Фермата, как объясняет энциклопедический словарь нам, не посвященным в тайны большой музыки, это остановка темпа, как правило в конце музыкального произведения или между его разделами. Выражается она увеличением звука или паузы как правило в полтора-два раза. В нотах фермата обозначается специальными знаками, а дирижер оркестра показывает ее, распахивая руки во весь размах.
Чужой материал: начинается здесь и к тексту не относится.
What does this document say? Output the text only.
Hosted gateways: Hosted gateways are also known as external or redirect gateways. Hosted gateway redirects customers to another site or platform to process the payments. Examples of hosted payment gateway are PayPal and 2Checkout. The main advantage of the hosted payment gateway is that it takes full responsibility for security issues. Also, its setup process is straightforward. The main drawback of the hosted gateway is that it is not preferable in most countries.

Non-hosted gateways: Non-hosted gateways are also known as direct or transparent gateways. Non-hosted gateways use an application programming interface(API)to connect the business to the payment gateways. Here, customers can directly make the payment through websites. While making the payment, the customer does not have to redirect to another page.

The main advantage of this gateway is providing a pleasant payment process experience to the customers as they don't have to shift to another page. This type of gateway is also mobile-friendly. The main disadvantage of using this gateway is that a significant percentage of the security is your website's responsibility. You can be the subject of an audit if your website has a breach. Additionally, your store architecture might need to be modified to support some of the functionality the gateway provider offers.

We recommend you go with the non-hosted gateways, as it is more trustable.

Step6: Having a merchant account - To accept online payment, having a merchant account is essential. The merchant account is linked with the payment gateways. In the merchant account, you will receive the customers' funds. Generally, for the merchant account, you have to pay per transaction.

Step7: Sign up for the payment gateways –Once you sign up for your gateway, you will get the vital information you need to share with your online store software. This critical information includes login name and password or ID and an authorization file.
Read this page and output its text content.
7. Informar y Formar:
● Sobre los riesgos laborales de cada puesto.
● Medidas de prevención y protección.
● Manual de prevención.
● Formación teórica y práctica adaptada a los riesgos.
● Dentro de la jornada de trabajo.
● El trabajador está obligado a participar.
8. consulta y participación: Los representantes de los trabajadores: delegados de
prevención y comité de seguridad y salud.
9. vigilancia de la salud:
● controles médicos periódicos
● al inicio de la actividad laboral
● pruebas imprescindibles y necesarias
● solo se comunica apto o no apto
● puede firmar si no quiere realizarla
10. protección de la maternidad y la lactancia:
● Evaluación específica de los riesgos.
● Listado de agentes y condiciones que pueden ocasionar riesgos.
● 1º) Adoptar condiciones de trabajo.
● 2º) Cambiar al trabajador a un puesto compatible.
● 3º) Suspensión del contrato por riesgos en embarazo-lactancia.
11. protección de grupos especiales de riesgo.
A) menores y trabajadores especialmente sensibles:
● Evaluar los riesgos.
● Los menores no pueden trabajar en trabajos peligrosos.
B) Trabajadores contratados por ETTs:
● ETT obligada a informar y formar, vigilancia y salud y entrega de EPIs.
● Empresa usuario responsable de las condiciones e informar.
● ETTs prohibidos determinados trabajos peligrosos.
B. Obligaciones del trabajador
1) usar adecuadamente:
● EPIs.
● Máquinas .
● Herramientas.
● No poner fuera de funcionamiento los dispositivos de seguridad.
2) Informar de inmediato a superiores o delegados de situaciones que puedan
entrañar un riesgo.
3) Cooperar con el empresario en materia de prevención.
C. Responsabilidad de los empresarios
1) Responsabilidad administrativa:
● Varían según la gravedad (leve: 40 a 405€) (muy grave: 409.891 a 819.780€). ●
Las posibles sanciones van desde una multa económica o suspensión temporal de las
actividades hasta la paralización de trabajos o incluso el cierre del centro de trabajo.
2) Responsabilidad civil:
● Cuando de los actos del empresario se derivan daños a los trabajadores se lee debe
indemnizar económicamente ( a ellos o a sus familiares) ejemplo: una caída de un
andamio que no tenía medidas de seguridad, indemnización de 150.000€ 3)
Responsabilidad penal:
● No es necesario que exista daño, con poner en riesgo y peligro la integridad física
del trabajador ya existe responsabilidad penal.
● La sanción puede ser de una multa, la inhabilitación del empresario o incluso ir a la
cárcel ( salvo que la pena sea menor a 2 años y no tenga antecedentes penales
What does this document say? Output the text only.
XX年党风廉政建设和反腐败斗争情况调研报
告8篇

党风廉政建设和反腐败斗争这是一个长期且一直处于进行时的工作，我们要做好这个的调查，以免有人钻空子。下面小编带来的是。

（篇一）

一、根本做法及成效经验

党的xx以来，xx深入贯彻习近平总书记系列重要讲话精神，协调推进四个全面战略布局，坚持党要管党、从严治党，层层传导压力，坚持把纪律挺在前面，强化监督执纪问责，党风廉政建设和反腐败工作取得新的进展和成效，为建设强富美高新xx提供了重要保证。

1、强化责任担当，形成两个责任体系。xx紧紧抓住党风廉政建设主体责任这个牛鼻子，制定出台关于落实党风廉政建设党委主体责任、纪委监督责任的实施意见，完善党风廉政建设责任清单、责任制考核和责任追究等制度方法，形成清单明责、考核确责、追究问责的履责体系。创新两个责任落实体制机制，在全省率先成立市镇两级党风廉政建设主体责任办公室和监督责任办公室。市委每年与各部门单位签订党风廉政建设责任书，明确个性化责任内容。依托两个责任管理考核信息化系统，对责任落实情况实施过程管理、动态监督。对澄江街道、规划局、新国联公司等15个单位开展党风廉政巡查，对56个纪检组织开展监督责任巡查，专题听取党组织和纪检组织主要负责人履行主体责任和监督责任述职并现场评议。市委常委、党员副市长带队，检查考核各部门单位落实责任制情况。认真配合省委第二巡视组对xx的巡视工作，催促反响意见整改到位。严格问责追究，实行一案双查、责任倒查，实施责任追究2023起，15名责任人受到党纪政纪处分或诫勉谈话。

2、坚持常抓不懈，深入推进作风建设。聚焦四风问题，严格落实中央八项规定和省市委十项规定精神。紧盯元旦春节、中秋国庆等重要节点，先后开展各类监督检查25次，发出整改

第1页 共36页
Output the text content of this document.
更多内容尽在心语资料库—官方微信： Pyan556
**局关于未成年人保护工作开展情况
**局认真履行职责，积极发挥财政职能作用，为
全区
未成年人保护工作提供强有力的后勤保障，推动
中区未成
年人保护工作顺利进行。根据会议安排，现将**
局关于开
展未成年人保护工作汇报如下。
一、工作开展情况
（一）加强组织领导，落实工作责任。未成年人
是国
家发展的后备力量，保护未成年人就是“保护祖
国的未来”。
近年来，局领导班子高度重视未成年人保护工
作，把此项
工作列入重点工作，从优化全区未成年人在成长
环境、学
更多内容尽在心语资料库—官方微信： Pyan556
Генерал так и сделал. Мужчина видный, по габаритам солидный, распахнул руки с силой, будто собирался взлететь.

Удар правой руки пришелся прямо по аппарату Суходольского, который он держал у глаз. Устоять на ногах Валерию не удалось. Он тоже взмахнул руками, обозначив свою небольшую фермату и полетел спиной вниз на брусчатку Красной площади. Фотоаппарат брякнулся о камни, внеся в звуки оркестра новую ноту. Очки, без которых Валерий превращался в полуслепого, отлетели в сторону. Превозмогая боль в спине, которой довелось убедиться в жесткости камней главной площади державы, он ползал по брусчатке и старался нашарить руками свои окуляры.

Первый ряд оркестрантов, видевший всю картину от начала до конца, давились от смеха. Генерал, не понимавший что рассмешило музыкантов, делал суровое лицо.

Подобрав с брусчатки очки с разбитым стеклом, Суходольский почти по-пластунски уполз с поля, которое так и не стало полем его победы.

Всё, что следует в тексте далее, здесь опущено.